In the Assembly, I will:
Ensure that environmental justice and equity are a priority in environmental health climate policy;
Advocate for zoning policies that would reduce air pollution in communities of color; and
Ensure that environmental justice leaders and community advocates have a significant voice in climate policy
Community Violence Prevention
Violence is a public health issue. Communities of color are more likely to be exposed to violence and suffer from negative health outcomes and loss of life due to the exposure. In the Assembly, I will work to address the root causes of violence, which include residential segregation, poverty, and community disinvestment. I will also ensure adequate investments are directed towards violence prevention initiatives.
AAPI Hate Crimes
The Recent surge in hate crimes committed against the Asian American and Pacific Islander (AAPI) community, particularly against women and the elderly, are disheartening. We must invest in our communities, implement community-centered responses, and denounce all forms of systemic violence and white supremacy.

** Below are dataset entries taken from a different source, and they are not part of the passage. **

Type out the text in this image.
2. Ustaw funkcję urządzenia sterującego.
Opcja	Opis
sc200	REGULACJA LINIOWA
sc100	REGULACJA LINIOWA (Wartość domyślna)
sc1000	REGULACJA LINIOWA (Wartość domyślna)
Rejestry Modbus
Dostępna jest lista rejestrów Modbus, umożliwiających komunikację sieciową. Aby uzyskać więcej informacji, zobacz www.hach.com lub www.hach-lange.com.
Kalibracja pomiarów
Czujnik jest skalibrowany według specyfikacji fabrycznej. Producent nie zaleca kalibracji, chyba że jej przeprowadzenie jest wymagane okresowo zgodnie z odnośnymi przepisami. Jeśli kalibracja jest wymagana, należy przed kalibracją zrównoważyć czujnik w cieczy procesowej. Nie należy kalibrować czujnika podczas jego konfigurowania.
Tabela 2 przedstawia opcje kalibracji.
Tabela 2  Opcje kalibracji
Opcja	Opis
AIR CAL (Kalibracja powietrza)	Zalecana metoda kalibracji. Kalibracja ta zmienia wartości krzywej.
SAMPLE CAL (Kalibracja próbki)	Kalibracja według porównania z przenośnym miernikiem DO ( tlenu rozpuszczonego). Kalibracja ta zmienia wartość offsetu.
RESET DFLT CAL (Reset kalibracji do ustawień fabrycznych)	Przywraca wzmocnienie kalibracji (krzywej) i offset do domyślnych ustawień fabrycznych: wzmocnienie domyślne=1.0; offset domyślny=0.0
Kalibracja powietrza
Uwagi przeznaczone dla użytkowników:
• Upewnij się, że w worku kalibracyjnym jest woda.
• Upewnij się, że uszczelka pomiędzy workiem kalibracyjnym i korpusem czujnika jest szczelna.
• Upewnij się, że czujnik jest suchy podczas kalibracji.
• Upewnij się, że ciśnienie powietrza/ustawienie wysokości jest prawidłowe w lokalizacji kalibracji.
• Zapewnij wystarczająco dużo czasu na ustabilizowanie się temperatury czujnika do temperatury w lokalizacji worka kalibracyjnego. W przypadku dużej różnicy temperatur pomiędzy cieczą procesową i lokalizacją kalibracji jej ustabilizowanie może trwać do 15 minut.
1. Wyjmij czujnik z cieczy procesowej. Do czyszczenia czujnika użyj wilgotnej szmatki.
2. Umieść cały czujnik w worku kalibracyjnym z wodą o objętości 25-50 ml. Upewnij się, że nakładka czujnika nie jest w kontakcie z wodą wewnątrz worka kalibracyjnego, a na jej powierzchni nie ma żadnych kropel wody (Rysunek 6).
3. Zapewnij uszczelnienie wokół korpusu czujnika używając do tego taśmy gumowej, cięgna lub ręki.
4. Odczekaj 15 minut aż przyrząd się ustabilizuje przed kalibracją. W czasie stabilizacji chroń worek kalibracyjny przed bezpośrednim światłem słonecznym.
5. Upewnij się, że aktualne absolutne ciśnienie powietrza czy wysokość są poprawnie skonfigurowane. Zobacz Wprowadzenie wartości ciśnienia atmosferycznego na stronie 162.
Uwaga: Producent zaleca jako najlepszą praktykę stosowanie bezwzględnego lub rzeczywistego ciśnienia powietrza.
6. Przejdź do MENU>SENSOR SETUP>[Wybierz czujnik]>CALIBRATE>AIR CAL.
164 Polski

Structural racism, defined as the historical and contemporary policies, practices, and norms that create and maintain white supremacy, is the root cause of the societal inequities that exist in our communities.
If California wants to move boldly towards equity, we must prioritize dismantling structural racism and implement bold policies and systems that provide remedies for the state-sanctioned harms that have been brought upon California’s communities of color.